Going through some folders with software development projects from the past, I came across this one, which is dating back to the spring of 2003. One of those attempts to get rich quick :) with a startup. The idea was to have a small mobile device with GPS that would show you the map of where you were and then allow you to get directions to the closest coffee shop, gas station, hotel, etc. And then of course sell those ads commercially. Hey, this was still (the end of) the dot-com era. Sounds familiar? Yes, four years later Apple introduced the iPhone, so we're definitely talking here about "prior art".
The app got as far as a functioning prototype with data for downtown San Francisco. You see it here searching for hotels, while walking along Market Street. It had maps and aerial photos from the Microsoft TerraServer. Which is an interesting piece of history, because Microsoft got the maps from the USGS, but bought the aerials from the Russians. Not surprising that it only contained photos from space of the USA. :-)
I got my location information about restaurants, shops, theaters, etc from an on-line Yellow Pages database. I also needed a vector based map, because otherwise you can't do proper path planning. Found that in a database from the US Census Bureau called Tiger. The shortest path calculation was of course based on Dijkstra's algorithm.
In 2003 the mobile devices of the time were PDAs.
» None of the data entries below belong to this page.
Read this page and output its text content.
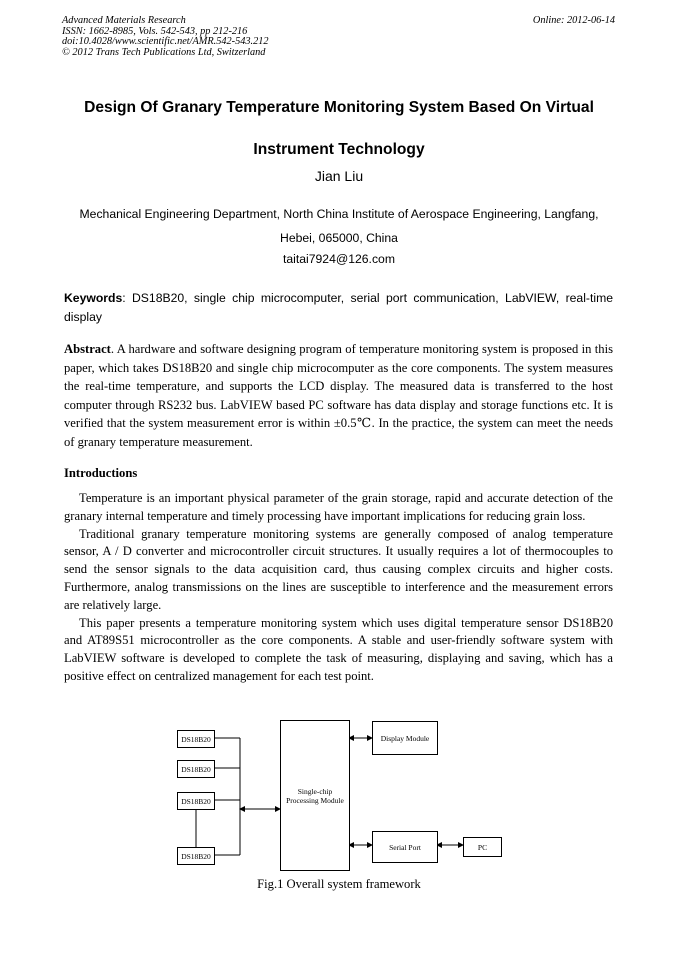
Advanced Materials Research
ISSN: 1662-8985, Vols. 542-543, pp 212-216
doi:10.4028/www.scientific.net/AMR.542-543.212
© 2012 Trans Tech Publications Ltd, Switzerland
Online: 2012-06-14
Design Of Granary Temperature Monitoring System Based On Virtual
Instrument Technology
Jian Liu
Mechanical Engineering Department, North China Institute of Aerospace Engineering, Langfang,
Hebei, 065000, China
taitai7924@126.com
Keywords: DS18B20, single chip microcomputer, serial port communication, LabVIEW, real-time display
Abstract. A hardware and software designing program of temperature monitoring system is proposed in this paper, which takes DS18B20 and single chip microcomputer as the core components. The system measures the real-time temperature, and supports the LCD display. The measured data is transferred to the host computer through RS232 bus. LabVIEW based PC software has data display and storage functions etc. It is verified that the system measurement error is within ±0.5℃. In the practice, the system can meet the needs of granary temperature measurement.
Introductions

Temperature is an important physical parameter of the grain storage, rapid and accurate detection of the granary internal temperature and timely processing have important implications for reducing grain loss.

Traditional granary temperature monitoring systems are generally composed of analog temperature sensor, A / D converter and microcontroller circuit structures. It usually requires a lot of thermocouples to send the sensor signals to the data acquisition card, thus causing complex circuits and higher costs. Furthermore, analog transmissions on the lines are susceptible to interference and the measurement errors are relatively large.

This paper presents a temperature monitoring system which uses digital temperature sensor DS18B20 and AT89S51 microcontroller as the core components. A stable and user-friendly software system with LabVIEW software is developed to complete the task of measuring, displaying and saving, which has a positive effect on centralized management for each test point.

DS18B20
DS18B20
DS18B20
DS18B20
Single-chip
Processing Module
Display Module
Serial Port	PC
Fig.1 Overall system framework
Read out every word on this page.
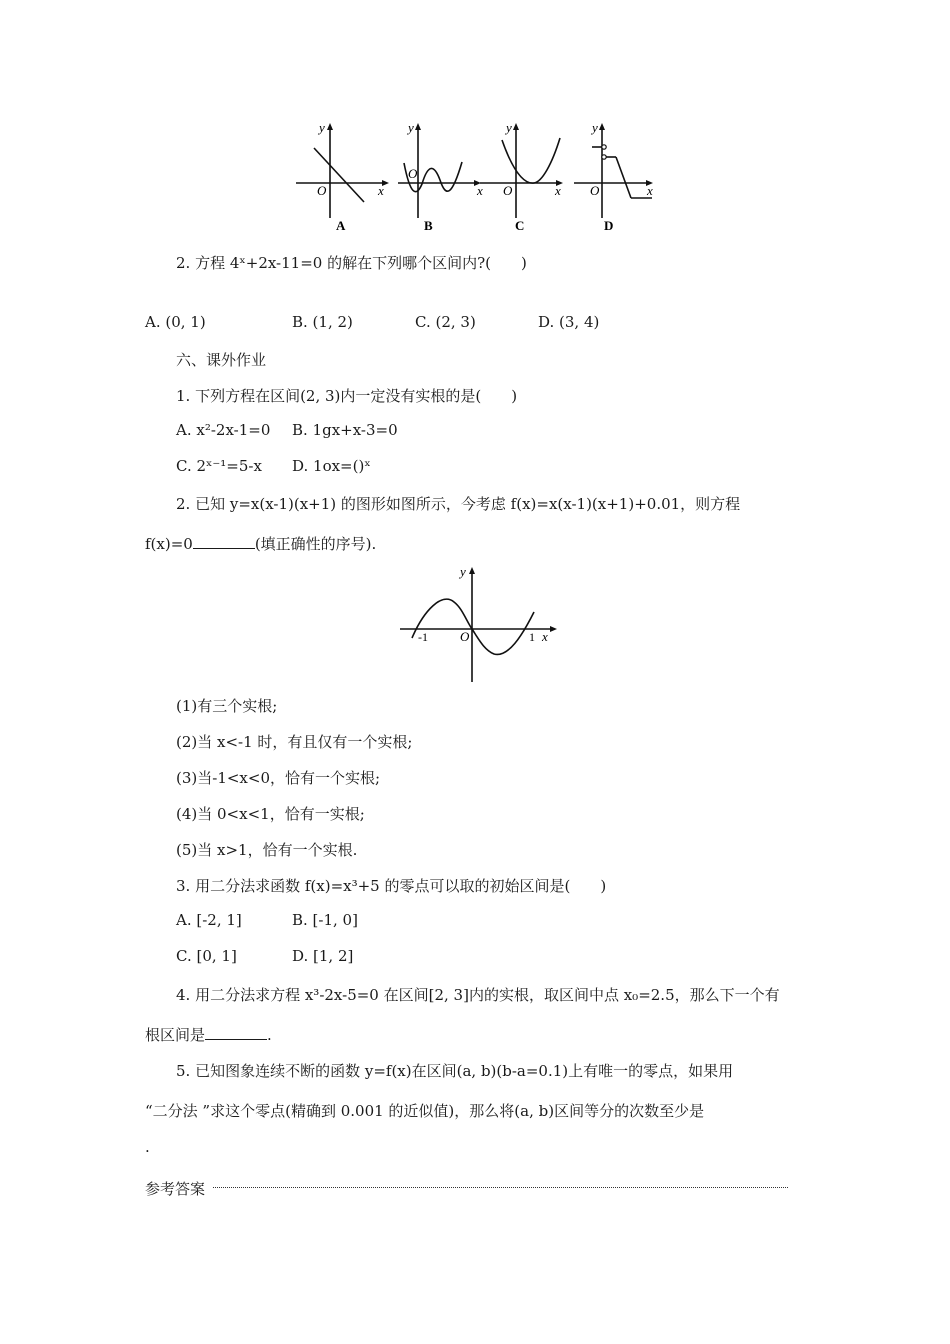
y
x
O
A
y
x
O
B
y
x
O
C
y
x
O
D
2. 方程 4ˣ+2x-11=0 的解在下列哪个区间内?(　　)
A. (0, 1)	B. (1, 2)	C. (2, 3)	D. (3, 4)
六、课外作业
1. 下列方程在区间(2, 3)内一定没有实根的是(　　)
A. x²-2x-1=0 B. 1gx+x-3=0
C. 2ˣ⁻¹=5-x D. 1ox=()ˣ
2. 已知 y=x(x-1)(x+1) 的图形如图所示，今考虑 f(x)=x(x-1)(x+1)+0.01，则方程
f(x)=0	(填正确性的序号).
y
x
O
-1	1
(1)有三个实根;
(2)当 x<-1 时，有且仅有一个实根;
(3)当-1<x<0，恰有一个实根;
(4)当 0<x<1，恰有一实根;
(5)当 x>1，恰有一个实根.
3. 用二分法求函数 f(x)=x³+5 的零点可以取的初始区间是(　　)
A. [-2, 1]	B. [-1, 0]
C. [0, 1]	D. [1, 2]
4. 用二分法求方程 x³-2x-5=0 在区间[2, 3]内的实根，取区间中点 x₀=2.5，那么下一个有
根区间是	.
5. 已知图象连续不断的函数 y=f(x)在区间(a, b)(b-a=0.1)上有唯一的零点，如果用
“二分法 ”求这个零点(精确到 0.001 的近似值)，那么将(a, b)区间等分的次数至少是
.
参考答案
Remember those? One startup company called "Agenda" developed a model that was fully based on Linux. Through the serial port and using ppp, you could even telnet and ftp into the device. The GUI couldn't do X-Windows – not enough processing power – but someone created a port of FLTK for it. A nice thing was that you could compile the same code base for desktop Linux, Windows or the Agenda.
The GPS to use was an easy choice, always been a fan of DeLorme units. It connected to the PDA through a serial cable.
As you can see below, there were various categories to pick from. Or you could do a "Go To" by clicking somewhere on the map. The little white dots are the route to get to your destination. Or you could pick a street name from the Tiger database.
To be honest, by now I have no idea how this could have scaled to cover more than just a city. But it was lots of fun to develop. And it worked.